Initial reactions to Khan's lynching were no different: several political groups, the media and even a top police officer of Dimapur claimed the lynched man was a Bangladeshi without verifying facts. By Saturday afternoon, however, the air was cleared and it was confirmed Khan belonged to a family of soldiers, leave alone being a foreigner. He was a Bengali-speaking Muslim whose family had lived in Assam for generations.

This kneejerk reaction reflects the vulnerability of identities in the Northeast, where communities have been involved in ethnic and communal clashes born out of perceived socio-cultural threats.
"The initial reaction shows how simplistic and narrow the understanding of identity is here. A person's religion and his language is enough to make assumptions about his nationality, without caring to analyse any further," says Thangkhanlal Ngaihte, a former Manipuri journalist.

"There is fear regarding the people perceived to be 'Bangladeshis', the fear of losing out on resources and opportunities. And a lot of it is politically motivated."

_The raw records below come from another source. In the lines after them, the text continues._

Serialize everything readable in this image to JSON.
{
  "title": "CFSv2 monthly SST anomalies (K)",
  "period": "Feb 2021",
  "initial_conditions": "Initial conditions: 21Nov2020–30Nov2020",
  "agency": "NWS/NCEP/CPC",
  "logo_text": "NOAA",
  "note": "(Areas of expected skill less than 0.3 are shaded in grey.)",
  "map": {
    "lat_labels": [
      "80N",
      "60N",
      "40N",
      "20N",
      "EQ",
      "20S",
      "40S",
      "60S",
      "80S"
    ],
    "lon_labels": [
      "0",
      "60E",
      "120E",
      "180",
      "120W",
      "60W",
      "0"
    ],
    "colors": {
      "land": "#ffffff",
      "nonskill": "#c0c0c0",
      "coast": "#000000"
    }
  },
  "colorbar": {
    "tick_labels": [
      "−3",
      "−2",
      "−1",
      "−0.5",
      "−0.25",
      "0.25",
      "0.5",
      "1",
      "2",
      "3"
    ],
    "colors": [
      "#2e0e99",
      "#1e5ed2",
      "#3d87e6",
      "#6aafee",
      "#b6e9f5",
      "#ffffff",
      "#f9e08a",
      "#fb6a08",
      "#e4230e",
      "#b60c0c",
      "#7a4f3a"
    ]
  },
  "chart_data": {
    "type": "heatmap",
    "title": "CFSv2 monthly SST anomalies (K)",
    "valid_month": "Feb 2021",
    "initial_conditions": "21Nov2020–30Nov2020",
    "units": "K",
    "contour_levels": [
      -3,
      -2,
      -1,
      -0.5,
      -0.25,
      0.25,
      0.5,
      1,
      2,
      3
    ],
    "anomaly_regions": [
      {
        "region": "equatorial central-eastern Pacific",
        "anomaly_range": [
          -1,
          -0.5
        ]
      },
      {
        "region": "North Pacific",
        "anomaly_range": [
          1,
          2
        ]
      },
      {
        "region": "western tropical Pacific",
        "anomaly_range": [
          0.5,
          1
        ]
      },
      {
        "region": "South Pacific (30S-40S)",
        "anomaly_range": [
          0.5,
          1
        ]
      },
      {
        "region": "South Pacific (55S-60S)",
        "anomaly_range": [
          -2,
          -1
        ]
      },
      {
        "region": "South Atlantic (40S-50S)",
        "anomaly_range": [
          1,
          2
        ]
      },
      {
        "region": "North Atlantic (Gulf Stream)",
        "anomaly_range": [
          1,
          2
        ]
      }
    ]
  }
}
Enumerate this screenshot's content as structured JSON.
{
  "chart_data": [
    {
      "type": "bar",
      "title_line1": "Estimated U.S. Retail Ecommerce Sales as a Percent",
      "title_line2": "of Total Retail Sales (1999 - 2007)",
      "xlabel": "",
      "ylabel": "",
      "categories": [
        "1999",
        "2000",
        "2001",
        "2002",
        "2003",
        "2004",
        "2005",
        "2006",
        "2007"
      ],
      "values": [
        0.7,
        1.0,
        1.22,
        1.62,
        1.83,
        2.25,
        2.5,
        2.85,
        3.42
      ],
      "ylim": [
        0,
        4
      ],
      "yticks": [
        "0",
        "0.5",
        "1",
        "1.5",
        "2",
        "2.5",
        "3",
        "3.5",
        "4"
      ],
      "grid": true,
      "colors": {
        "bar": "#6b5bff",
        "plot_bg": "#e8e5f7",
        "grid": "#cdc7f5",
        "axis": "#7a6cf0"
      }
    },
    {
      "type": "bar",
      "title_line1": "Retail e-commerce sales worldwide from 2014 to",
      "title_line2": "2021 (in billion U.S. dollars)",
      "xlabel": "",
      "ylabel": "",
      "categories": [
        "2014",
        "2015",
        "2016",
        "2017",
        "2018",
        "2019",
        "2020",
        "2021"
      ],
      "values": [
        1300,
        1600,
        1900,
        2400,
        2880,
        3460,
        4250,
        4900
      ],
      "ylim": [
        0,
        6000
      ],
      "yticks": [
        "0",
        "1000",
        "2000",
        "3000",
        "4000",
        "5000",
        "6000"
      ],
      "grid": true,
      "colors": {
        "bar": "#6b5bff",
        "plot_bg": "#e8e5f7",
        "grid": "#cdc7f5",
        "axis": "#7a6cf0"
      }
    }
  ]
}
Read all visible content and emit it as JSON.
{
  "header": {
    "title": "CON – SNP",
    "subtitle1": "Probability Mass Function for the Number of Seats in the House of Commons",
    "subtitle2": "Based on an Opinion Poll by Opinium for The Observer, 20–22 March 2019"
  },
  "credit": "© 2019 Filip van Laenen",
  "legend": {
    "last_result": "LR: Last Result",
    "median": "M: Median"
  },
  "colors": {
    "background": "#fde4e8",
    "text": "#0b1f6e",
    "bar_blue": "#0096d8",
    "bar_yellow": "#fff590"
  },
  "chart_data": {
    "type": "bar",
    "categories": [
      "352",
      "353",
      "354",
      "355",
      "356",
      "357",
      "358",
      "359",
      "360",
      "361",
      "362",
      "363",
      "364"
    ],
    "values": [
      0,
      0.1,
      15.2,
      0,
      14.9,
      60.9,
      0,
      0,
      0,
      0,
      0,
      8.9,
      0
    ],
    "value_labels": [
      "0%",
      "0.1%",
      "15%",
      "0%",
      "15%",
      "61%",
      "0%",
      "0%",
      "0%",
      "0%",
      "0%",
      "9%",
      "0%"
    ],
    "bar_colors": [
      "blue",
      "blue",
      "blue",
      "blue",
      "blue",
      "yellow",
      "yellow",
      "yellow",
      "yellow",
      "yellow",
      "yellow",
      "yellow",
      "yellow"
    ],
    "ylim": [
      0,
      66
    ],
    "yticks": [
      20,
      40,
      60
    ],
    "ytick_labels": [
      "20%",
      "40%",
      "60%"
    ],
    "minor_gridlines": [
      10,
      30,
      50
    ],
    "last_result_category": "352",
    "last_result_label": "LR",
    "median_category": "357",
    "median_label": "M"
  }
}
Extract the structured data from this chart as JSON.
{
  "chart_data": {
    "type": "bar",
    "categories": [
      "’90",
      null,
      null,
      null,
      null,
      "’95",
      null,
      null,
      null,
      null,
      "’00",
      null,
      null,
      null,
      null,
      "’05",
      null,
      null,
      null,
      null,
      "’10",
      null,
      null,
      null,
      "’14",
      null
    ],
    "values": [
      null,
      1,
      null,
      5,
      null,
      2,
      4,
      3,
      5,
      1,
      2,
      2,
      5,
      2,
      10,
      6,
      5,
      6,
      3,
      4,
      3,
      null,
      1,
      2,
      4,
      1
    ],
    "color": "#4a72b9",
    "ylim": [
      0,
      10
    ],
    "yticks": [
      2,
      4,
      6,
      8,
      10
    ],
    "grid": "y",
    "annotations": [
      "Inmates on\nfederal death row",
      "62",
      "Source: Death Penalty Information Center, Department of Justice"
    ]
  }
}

The history of the migration of Bengali-speaking people, both Hindus and Muslims, into the Northeast is an old one, ranging from the Treaty of Yandaboo in 1826. Socio-political debates continue on the issue, even as analysts argue it is more a "political bogey" than a serious large-scale threat to India.

Growing up in Assam in the 1990s, I was often called a 'Bangal', a derogatory reference to Bengali speakers and a remnant of the anti-Bengali sentiment stoked during the Assam Movement. I have also witnessed chauvinistic crowds rough up working class men from Bihar and Uttar Pradesh on the streets of Guwahati.

Parallel to that, I saw the identity movements of the Bodo, Karbi and Rabha tribes grow and often turn violent. The Bodoland movement, over the years, has claimed thousands of Assamese and Bengali lives, both Muslims and Hindus, while separatist movements have raged in Manipur and Nagaland.

The Northeast, in addition to its original, highly heterogeneous ethnic composition, has experienced a series of migrations - Ahoms from South Asia who came in 1228 and ended up ruling for six centuries, Bengali Hindus and Muslims from erstwhile undivided Bengal, Bengali Muslims from Bangladesh in several phases, Nepalis and Marwaris.

Because of these migrations, indigenous communities always voiced their fears of losing their identity along with their land to "outsiders". And this fear of the "other", laid bare to the manipulation of sectarian and identity politics, has led to the worst of consequences.

"Though many identity movements in the Northeast started historically as resistance against different dominant hegemonies, over time, most of these have degenerated into exclusivist notions of identity, where all sense of solidarity between different oppressed groups have given away to a sense of mutual suspicion," says Kaustubh Deka, an assistant professor of political science at the University of Delhi.

"The overall overarching backdrop is the crumbling resources that all are fighting for. Phobia for the outsider is born out of that insecurity. A community always evolves through contestations and uncertainties, forcefully trying to change this course leads to violent outcomes," Deka adds.

Khan's lynching isn't merely a case study of how awful vigilante justice can be, or for that matter of reverse racism by the tribes of the Northeast. It is, to say the least, an indication of the highly complex demographic processes that are underway in the region.